The Catholic controversial novel Father Oswald, one of the best-known responses to Grace Clement's Father Clement, includes this startling exchange:
As the carriage with Mrs. Boren and her party drove off, the
Prelate said to Sefton, "I have been told that your own laws
and customs consider the wives of Bishops and Clergymen in a
very equivocal light; I have even heard that their children are
hardly considered legitimate."
"Certainly," replied Sefton," our laws and customs are very
ambiguous on that question, and one cannot be surprised at it
appearing odd to foreigners; for while a simple knight confers
title and precedence on his lady, a Bishop can confer neither
one nor the other on his wife: as for the legitimacy of their
offspring, we must leave that question to be mooted by the lawyers.

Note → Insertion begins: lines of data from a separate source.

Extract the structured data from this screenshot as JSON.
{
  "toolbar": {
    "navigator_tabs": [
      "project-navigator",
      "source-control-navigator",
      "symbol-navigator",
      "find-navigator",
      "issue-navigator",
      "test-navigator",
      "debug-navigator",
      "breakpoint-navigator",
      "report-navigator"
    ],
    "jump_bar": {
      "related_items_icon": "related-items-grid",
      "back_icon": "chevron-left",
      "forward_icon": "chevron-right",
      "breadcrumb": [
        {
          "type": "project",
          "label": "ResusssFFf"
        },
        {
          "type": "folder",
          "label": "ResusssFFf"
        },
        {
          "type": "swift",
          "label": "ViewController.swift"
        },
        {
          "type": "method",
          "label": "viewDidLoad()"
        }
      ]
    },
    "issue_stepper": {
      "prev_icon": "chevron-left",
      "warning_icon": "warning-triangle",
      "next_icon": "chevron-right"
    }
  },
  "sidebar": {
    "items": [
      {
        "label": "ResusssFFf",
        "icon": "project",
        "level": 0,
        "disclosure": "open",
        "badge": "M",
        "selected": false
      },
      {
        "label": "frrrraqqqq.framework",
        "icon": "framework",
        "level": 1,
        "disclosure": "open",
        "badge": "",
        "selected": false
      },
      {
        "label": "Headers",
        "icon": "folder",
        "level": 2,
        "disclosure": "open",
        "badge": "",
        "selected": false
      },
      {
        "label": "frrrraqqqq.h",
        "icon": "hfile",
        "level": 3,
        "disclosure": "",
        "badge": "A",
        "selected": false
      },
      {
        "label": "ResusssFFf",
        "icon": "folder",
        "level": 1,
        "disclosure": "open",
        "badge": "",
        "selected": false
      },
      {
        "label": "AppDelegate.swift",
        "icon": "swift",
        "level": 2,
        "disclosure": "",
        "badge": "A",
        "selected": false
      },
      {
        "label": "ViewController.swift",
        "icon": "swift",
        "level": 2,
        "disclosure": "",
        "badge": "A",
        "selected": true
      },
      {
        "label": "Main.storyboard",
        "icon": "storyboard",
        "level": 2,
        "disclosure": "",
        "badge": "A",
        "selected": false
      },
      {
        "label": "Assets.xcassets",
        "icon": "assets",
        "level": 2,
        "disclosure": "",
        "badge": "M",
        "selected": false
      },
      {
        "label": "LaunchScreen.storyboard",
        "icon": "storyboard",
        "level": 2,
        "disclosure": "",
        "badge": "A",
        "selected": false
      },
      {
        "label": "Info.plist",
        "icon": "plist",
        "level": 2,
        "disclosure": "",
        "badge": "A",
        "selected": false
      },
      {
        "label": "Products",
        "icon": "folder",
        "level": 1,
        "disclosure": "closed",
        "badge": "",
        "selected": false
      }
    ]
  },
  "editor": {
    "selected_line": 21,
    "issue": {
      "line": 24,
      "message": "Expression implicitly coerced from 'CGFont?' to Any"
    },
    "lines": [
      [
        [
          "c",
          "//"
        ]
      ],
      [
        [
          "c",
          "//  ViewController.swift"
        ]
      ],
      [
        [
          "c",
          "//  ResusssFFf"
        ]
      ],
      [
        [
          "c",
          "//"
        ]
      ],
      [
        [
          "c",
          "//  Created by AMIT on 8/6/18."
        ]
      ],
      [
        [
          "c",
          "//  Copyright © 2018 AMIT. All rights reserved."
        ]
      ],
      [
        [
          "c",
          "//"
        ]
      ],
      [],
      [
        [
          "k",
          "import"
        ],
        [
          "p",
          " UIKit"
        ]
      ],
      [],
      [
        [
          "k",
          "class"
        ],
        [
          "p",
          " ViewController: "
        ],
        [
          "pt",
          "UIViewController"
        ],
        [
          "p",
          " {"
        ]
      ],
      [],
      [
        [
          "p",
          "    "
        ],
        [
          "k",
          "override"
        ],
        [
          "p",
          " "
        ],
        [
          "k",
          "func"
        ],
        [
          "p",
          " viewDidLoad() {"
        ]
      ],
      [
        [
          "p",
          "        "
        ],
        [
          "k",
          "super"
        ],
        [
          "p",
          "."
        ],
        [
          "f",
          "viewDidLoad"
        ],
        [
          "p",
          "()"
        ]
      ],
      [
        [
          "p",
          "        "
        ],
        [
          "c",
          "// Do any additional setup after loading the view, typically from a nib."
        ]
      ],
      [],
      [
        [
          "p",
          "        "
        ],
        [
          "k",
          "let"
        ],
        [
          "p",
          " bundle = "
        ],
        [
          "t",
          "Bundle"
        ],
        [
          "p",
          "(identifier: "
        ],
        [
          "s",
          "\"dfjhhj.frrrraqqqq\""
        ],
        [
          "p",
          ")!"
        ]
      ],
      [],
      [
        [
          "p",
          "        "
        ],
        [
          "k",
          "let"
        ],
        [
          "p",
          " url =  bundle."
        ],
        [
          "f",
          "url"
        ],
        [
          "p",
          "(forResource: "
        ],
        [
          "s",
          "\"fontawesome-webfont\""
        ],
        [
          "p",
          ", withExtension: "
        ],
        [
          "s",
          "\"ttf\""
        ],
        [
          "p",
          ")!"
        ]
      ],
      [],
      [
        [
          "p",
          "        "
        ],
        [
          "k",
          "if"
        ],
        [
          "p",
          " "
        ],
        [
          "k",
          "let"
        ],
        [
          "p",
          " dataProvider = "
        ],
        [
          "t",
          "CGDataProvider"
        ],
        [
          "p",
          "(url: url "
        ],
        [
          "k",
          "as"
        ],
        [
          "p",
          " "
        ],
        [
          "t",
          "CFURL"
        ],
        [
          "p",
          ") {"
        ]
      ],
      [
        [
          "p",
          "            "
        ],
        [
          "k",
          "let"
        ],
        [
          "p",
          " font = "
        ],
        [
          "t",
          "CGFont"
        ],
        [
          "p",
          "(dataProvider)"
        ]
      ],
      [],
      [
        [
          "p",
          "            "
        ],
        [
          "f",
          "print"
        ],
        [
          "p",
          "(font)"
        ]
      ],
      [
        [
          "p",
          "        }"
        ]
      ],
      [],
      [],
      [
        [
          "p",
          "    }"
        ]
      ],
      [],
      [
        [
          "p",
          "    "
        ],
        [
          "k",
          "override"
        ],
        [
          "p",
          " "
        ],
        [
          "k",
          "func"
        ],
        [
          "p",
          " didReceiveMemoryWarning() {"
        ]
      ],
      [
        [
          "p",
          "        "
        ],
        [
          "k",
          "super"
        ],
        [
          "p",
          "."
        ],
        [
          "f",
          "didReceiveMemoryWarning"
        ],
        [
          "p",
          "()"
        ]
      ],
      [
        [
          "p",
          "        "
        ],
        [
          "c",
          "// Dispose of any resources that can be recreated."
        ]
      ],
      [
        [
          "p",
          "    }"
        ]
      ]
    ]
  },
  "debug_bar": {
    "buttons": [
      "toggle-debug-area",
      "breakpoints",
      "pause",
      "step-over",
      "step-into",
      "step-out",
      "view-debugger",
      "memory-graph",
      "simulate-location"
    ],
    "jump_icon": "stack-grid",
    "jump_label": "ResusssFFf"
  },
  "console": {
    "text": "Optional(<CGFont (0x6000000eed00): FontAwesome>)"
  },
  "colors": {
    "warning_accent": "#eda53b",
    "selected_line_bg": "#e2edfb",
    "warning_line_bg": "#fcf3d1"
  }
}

But when will these ordinations you were speaking of
take place?" (255)
Now, I know that this question of legitimacy was a live wire in the sixteenth and seventeenth centuries; once clerical marriage became acceptable, after all, the state had to define the legal status of married clergymen's children. It looks like there was some discussion of this topic in 1830s legal circles, but only in reference to marriage by license instead of banns; otherwise, I've never seen a single reference to such illegitimacy in any other controversial or non-controversial, fictional or non-fictional text. I've been hunting through the RHS bibliography, JSTOR, Google, GoogleBooks, etc., and cannot find any studies of a large-scale controversy. Or even a small-scale controversy. The various histories of marriage on my shelves are of no help. Is this anonymous female novelist abstracting a debate from the Reformation and early post-Reformation periods, misunderstanding a legal quibble, or actually responding to a contemporary controversy?